A digital passport for batteries: Rotary Prize for Dr. Carlos Rufino Júnior

The Rotary Club of Ingolstadt has awarded the Rotary Research Prize 2025 to Dr Carlos Rufino Júnior. The scientist, who conducts research at THI, was honoured for an idea that can take the energy transition an important step forward: a digital passport for batteries. This makes it possible to track exactly where the raw materials of a battery come from, how it is used, and what happens to it at the end of its life cycle.

Together for innovation: THI President Professor Walter Schober, Rotary President Marianne Mang, award winner Dr Carlos Rufino Júnior, Chair of the Rotary Scholarship Ingolstadt Association Dr Martin Beck, and laudator Professor Georg Rosenfeld (photo: THI).

Batteries are a central component of Electromobility and the energy transition. Until now, however, it has hardly been possible to fully trace their path from production to recycling. Dr Rufino has therefore developed a platform that digitally tracks every battery - from raw material extraction and use in the vehicle through to secondary use and recycling. This is based on blockchain technology, which securely stores all information and makes it transparently available.
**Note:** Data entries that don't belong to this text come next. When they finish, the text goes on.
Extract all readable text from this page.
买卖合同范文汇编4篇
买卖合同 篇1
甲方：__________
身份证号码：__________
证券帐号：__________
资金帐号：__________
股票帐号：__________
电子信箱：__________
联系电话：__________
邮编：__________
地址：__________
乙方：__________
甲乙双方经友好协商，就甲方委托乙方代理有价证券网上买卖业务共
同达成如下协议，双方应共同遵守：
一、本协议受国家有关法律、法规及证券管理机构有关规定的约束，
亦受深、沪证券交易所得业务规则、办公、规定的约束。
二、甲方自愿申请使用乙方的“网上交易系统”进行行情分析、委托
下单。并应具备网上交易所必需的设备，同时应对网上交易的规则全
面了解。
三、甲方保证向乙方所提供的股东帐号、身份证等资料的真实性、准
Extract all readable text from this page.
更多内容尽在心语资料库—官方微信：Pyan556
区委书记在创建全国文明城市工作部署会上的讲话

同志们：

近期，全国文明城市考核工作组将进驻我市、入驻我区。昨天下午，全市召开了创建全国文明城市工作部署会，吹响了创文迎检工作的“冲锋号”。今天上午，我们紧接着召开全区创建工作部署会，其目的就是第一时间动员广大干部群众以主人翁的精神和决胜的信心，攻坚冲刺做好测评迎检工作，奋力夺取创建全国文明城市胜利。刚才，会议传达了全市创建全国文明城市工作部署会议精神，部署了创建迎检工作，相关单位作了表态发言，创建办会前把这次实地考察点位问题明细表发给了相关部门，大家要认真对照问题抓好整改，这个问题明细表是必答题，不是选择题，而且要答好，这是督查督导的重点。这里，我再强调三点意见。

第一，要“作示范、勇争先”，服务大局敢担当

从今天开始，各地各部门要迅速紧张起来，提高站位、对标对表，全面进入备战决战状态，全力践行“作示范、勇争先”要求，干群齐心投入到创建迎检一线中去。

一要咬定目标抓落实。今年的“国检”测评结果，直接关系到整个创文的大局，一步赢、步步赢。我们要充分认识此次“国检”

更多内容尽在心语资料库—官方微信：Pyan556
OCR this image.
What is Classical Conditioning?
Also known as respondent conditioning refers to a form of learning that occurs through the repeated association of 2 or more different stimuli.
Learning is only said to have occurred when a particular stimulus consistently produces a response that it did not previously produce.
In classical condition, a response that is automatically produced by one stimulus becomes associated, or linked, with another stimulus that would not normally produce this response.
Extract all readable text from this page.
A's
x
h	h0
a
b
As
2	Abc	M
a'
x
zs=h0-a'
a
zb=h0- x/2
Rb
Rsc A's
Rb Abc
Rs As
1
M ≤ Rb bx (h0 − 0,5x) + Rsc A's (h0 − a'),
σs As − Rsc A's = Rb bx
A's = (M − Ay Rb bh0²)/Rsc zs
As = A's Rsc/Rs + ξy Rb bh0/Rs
The system creates trust between all parties involved - from manufacturers and producers to end users and recyclers. End-to-end traceability makes it possible to check quality, safety, and sustainability in a targeted manner. At the same time, the solution opens up new perspectives for the circular economy: batteries can be used for longer, maintained more efficiently, and recycled more effectively at the end of their life cycle.

Marianne Mang, President of the Rotary Club of Ingolstadt, emphasised at the award ceremony: "For the Rotary Club of Ingolstadt, promoting research and science is a conscious commitment to a future worth living. The Rotary Research Award 2025, therefore, recognises the combination of academic excellence and practical relevance of Dr Carlos Rufino Júnior's award-winning work on the digital passport for batteries."

Dr Carlos Rufino Júnior completed his doctorate in Bioenergy at the University of Campinas (UNICAMP), Brazil, in cooperation with Prof Dr Hans-Georg Schweiger (THI). His dissertation was dedicated to the development of a blockchain-based platform for tracking batteries. He previously completed study courses in Systems and Automation Engineering (UFLA), Blockchain Applications (IGTI), Teaching in Higher Education (FUNIP), and Electrical Engineering (IFMG). His research is also highly regarded internationally. More than 20 specialist publications and over 290 citations emphasise the relevance of his work in his field.

In his laudatory speech, IFG Executive Board member Professor Dr Georg Rosenfeld paid tribute to the award winner, saying: "Dr Rufino's work is an outstanding example of how research can create concrete solutions for the major challenges of our time. With the digital battery passport, he combines technological innovation with social responsibility - and thus makes a decisive contribution to a sustainable and transparent energy transition."

Dr Rufino then presented his work in a short lecture and showed how scientific innovations can contribute directly to shaping a sustainable future.

The Rotary Club of Ingolstadt has been awarding the research prize alternately to scientists from Technische Hochschule Ingolstadt and the Catholic University of Eichstätt-Ingolstadt since 2021. The award recognises work that uses new approaches to provide impetus for social, technical, economic, or ecological developments.